Most times a first draft is the narrator’s voice for all characters and for all directions and it is almost a spewing forth of ideas and images that must be, and should be reworked on subsequent drafts. Different people have different ways of working their drafts and there are numerous articles on the subject. Unfortunately, some writers in their attempts to bring their imaginations to life on a page forget that they are creating an imaginary world which must be as specific as possible to allow others to enter that world both on paper and when it is being read for performance by the ‘Creatives’ and the Technicians. They also forget that different voices emerge in the telling (over the course of the drafting process) at different times and rarely all at once.

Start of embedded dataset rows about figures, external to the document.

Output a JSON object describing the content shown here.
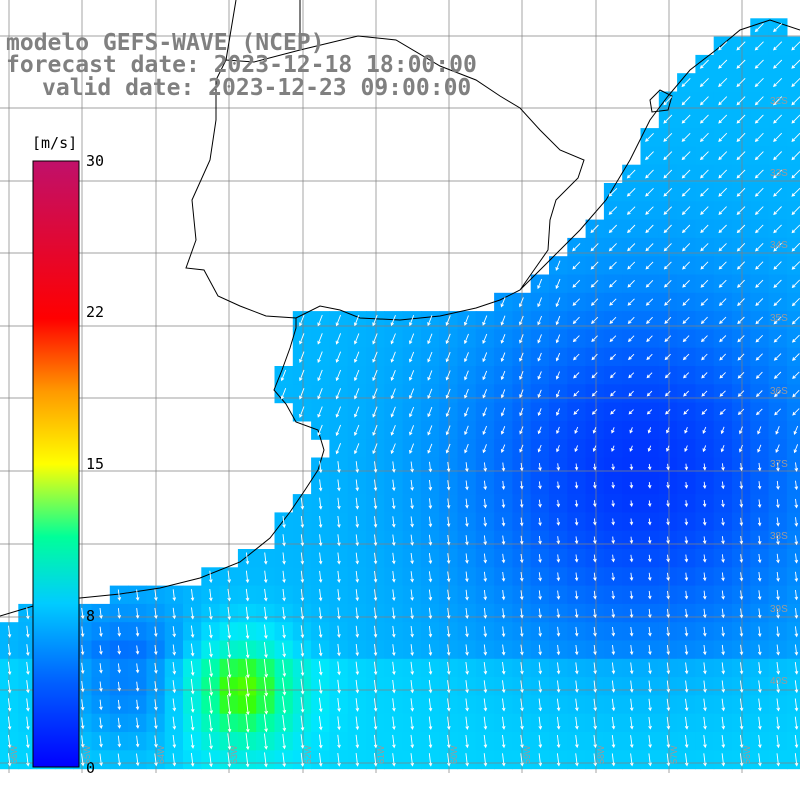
{
  "header": {
    "model": "modelo GEFS-WAVE (NCEP)",
    "forecast": "forecast date: 2023-12-18 18:00:00",
    "valid": "valid date: 2023-12-23 09:00:00"
  },
  "colorbar": {
    "unit": "[m/s]",
    "ticks": [
      "30",
      "22",
      "15",
      "8",
      "0"
    ],
    "tick_values": [
      30,
      22,
      15,
      8,
      0
    ],
    "colors": [
      "#0000ff",
      "#00aaff",
      "#00ffff",
      "#00ff00",
      "#ffff00",
      "#ff8800",
      "#ff0000",
      "#c0106a"
    ]
  },
  "grid": {
    "lat_labels": [
      "32S",
      "33S",
      "34S",
      "35S",
      "36S",
      "37S",
      "38S",
      "39S",
      "40S"
    ],
    "lon_labels": [
      "66W",
      "65W",
      "64W",
      "63W",
      "62W",
      "61W",
      "60W",
      "59W",
      "58W",
      "57W",
      "56W"
    ]
  },
  "colors": {
    "land": "#ffffff",
    "coast": "#000000",
    "grid": "#808080",
    "arrow": "#ffffff",
    "title": "#808080"
  }
}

As for passive versus active voice in the telling of stories, even academic papers tend to favour an active voice in the arts and humanities whilst the sciences and maths prefer a passive one as theirs is the province of report writing. This doesn’t mean that all sentences are of the same length and of the same structure. There is still a good selection of sentence structures available for the active voice even if it is loosely based on “The cat sat on the mat.” Note the cat is the subject doing the action and the mat is the object having the action done to it. Somehow ‘The mat was sat upon by the cat” doesn’t seem to work as well except in screenwriting where you appear to be telling the reader that you see the mat as having the more important role – the close-up and the focus of the shot with the cat walking over to it and sitting down on it.
Present and past tenses also seem to present a problem. In film the convention is to use the present continuing tense as it tracks what the camera will/ should be seeing. The same holds true for treatments. Dialogue, of course, can be either depending on what the character is trying to communicate within the dialogue segment. On the other hand, simple past tense is the convention of the short story or novel. Notwithstanding this, in the last twenty years more and more stories are being written in the present continuing tense and in what in the 1990’s was known as ‘Euro-speak’ see ‘Miss Smilla’s Feeling for Snow’ – the novel by Peter Hoeg.
I won’t even try to touch on the other differences in writing for the different media, nor other aspects of punctuation or grammar or I will be writing a book not a quick response. And (just in case you haven’t gauged the tone by the imbedded remarks in the parenthesis,) it is about now I miss the wry looking smiley to give you a wink because obviously I am teaching my grandmother to suck eggs…
Oh dear.
Both MM and FC, you have made me feel quite self-conscious about my own writing style – right on the tail of receiving notes from my amazing intern Rusty on my use of language on this blog!.
What to do?!
I guess: just write less words.
Sometimes less is less sometimes it is more depending on the word choice.
Oops! First draft. Forgot to edit and put in the punctuation. Should read: sometimes less is less, sometimes it is more depending on the word choice.
I don’t know if it’s because no-one’s noticed or because no-one cares, but ‘these are the times that try men’s souls’ is not in fact a passive construction.